Oil Is No Longer the Nemesis of Emerging Markets
Oil Is No Longer the Nemesis of Emerging Markets

(Bloomberg) — Time was when an oil-price rout almost certainly meant a currency meltdown in emerging markets. Now, it’s failing to cause as much as a flutter.

Sixteen of 25 developing-nation currencies analyzed by Bloomberg are trading near their highest levels in at least 15 years against Brent crude, the benchmark for more than half of the world’s oil. And all but two of them have a correlation coefficient of less than 0.3 with the commodity, signaling crude-price moves have little impact.
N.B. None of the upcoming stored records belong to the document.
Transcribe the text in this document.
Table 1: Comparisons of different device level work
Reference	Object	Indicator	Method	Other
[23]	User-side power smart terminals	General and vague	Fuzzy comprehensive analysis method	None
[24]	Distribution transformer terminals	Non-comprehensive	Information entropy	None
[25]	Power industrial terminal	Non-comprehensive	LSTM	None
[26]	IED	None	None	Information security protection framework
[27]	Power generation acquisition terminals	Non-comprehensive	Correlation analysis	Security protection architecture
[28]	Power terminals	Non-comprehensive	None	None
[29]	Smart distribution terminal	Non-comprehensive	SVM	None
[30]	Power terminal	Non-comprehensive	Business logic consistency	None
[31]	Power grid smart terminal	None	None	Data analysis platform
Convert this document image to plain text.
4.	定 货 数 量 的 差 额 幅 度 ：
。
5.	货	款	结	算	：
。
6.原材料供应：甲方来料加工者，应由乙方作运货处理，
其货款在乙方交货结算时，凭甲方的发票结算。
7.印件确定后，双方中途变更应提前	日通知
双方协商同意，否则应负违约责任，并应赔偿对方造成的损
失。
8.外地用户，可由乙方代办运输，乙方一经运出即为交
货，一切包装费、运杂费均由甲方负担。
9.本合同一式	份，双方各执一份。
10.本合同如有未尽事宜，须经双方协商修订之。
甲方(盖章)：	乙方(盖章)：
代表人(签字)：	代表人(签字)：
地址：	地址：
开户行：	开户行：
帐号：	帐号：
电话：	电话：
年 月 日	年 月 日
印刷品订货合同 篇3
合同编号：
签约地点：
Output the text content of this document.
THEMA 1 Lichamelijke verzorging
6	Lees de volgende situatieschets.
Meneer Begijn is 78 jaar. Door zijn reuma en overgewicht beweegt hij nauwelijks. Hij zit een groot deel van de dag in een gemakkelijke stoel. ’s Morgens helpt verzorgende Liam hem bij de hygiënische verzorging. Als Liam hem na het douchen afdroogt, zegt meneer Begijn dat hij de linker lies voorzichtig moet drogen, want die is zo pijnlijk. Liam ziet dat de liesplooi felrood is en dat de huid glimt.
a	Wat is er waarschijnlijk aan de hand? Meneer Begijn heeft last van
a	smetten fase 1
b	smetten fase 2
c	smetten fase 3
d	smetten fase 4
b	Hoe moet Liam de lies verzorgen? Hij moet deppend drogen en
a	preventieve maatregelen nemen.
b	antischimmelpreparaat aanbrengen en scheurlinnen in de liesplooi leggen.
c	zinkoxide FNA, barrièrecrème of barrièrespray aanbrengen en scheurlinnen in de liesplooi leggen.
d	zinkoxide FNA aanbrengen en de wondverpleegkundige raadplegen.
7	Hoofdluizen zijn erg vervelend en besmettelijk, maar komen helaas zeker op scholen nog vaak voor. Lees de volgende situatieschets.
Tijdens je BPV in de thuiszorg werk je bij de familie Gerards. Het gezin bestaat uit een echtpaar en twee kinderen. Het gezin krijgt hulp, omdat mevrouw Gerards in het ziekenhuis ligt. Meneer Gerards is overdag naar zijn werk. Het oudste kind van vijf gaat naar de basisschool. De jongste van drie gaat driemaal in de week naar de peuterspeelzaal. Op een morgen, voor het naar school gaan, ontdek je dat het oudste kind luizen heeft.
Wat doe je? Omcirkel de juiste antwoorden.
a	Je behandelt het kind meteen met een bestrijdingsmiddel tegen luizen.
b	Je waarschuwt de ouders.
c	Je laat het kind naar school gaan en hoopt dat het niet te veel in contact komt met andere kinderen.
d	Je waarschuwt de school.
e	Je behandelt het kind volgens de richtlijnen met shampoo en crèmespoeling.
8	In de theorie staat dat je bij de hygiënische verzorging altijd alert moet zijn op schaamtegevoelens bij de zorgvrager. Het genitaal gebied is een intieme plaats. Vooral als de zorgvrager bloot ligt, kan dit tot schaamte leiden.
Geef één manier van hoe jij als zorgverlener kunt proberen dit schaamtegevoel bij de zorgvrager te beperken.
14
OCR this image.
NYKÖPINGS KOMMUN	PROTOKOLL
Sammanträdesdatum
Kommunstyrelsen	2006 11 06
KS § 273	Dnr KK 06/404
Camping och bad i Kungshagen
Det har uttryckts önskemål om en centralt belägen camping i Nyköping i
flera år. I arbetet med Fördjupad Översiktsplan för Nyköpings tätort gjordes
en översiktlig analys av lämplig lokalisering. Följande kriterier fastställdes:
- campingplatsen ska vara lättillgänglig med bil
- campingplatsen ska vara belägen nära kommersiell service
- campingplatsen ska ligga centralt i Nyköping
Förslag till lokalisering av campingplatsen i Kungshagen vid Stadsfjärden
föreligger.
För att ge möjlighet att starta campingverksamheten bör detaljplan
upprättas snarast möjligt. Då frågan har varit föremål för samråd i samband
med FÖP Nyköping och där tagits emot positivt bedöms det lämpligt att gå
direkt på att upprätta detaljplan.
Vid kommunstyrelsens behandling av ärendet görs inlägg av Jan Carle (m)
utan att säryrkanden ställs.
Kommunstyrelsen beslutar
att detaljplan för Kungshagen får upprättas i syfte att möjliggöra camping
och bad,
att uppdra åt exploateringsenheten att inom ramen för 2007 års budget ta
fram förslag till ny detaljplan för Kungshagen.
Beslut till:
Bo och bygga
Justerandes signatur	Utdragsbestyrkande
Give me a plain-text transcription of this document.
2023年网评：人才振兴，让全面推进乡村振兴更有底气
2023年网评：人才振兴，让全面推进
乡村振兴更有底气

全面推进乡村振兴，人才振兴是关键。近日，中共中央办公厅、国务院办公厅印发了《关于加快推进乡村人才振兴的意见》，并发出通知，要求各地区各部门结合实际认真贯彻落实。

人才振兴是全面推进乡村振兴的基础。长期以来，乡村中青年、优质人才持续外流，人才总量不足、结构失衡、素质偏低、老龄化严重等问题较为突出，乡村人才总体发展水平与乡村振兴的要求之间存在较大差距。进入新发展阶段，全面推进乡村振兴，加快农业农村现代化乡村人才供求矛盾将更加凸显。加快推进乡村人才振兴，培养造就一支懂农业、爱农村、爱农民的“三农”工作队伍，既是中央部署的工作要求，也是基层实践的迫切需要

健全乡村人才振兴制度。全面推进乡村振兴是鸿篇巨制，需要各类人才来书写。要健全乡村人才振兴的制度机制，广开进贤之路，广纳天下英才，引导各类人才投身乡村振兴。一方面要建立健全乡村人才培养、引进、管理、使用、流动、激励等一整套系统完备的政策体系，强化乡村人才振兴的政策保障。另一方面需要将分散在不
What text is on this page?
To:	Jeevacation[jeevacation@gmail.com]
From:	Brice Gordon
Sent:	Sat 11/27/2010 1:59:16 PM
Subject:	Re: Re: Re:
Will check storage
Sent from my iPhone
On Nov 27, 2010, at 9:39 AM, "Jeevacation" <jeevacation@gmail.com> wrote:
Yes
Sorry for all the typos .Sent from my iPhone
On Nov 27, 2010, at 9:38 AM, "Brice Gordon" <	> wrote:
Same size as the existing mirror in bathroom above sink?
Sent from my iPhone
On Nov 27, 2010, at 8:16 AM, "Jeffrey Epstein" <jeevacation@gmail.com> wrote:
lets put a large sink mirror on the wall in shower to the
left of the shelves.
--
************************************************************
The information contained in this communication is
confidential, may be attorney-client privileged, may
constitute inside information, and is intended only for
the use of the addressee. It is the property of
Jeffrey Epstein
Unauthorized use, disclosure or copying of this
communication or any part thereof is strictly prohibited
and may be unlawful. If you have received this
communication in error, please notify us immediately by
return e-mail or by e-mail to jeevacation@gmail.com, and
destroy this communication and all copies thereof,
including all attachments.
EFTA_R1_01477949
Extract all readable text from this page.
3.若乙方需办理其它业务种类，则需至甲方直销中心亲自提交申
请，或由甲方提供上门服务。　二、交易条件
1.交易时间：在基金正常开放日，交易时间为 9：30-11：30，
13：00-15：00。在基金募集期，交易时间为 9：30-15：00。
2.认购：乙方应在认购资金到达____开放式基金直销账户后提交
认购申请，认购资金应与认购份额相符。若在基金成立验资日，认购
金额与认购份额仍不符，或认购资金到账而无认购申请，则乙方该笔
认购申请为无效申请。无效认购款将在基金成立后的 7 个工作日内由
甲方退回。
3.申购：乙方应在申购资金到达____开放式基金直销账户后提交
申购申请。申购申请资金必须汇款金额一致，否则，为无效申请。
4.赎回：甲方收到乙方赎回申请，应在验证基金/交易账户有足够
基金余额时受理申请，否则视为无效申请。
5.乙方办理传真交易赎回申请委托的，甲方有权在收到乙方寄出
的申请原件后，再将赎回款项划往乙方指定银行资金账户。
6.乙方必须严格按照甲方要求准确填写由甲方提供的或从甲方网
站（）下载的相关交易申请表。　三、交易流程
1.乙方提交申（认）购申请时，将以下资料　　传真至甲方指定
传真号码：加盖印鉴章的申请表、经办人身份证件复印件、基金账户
The breakdown of oil’s traditional influence on emerging markets shows that currencies are driven more by the economic outlook in the coronavirus era and are treating the oil slump as an idiosyncratic story. They could rebound once the pandemic subsides and national lock-downs are lifted, even if oil prices are slow to respond.

“EMFX is more in line with sentiment and how equity markets are performing rather than tracking oil,” said Brendan McKenna, a currency strategist at Wells Fargo Securities in New York. “If the virus is contained in the next few months and we get a strong economic recovery, I would expect EMFX to outperform oil prices.”

This resilience may also come as a relief to nations with pegged currencies such as Saudi Arabia and the United Arab Emirates or those closely managing their exchange rates, like Nigeria. Investors aren’t selling emerging-market currencies anywhere near the pace at which oil is plunging and that gives these countries some breathing space.

McKenna expects both oil and emerging-market exchange rates to gain from an economic recovery — but the latter could rise faster.

While Brent has held up better than West Texas Intermediate, it has still plummeted 68% this year. The 6% loss for currencies pales in comparison.

That’s taken the MSCI Emerging Markets Currency Index, which is heavily weighted with Asian nations that are typically net energy buyers, to the highest level on record going back to 1997 relative to crude prices. Less than 5% of its moves can be explained by swings in Brent, based on 120-day rolling correlation.

Only the ruble and Colombia’s peso have a noticeable relationship with oil. About 40% of the Russian currency’s moves can be explained by the commodity, while 26% of peso’s swings coincide with it. Everywhere else, the relationship is less than 10%.

The flip side is the inability of oil-importing nations, including India and Turkey, to benefit from lower oil prices. The disruption to energy consumption because of the coronavirus means cheaper fuel is of little relevance to consumers at this point. If anything, the rupee and lira have weakened in April, showing a negligible positive correlation with Brent.

The region in focus for investors is the Middle East, home to some of the world’s biggest energy producers with pegged currencies. If the resilience and narrow correlations of floated currencies are any indication, there’s little likelihood of a substantial pressure for oil-price swings on these controlled exchange rates.

There are fundamental reasons for that. Saudi Arabia has foreign reserves that are 63% of its gross domestic product and has a low production-breakeven rate that limits losses.

Pegs in the Gulf Cooperation Council nations will largely hold given aggressive external buffers exceeding $2.5 trillion (foreign reserves plus sovereign-wealth-fund assets), Carla Slim, a Dubai-based economist at Standard Chartered Plc said.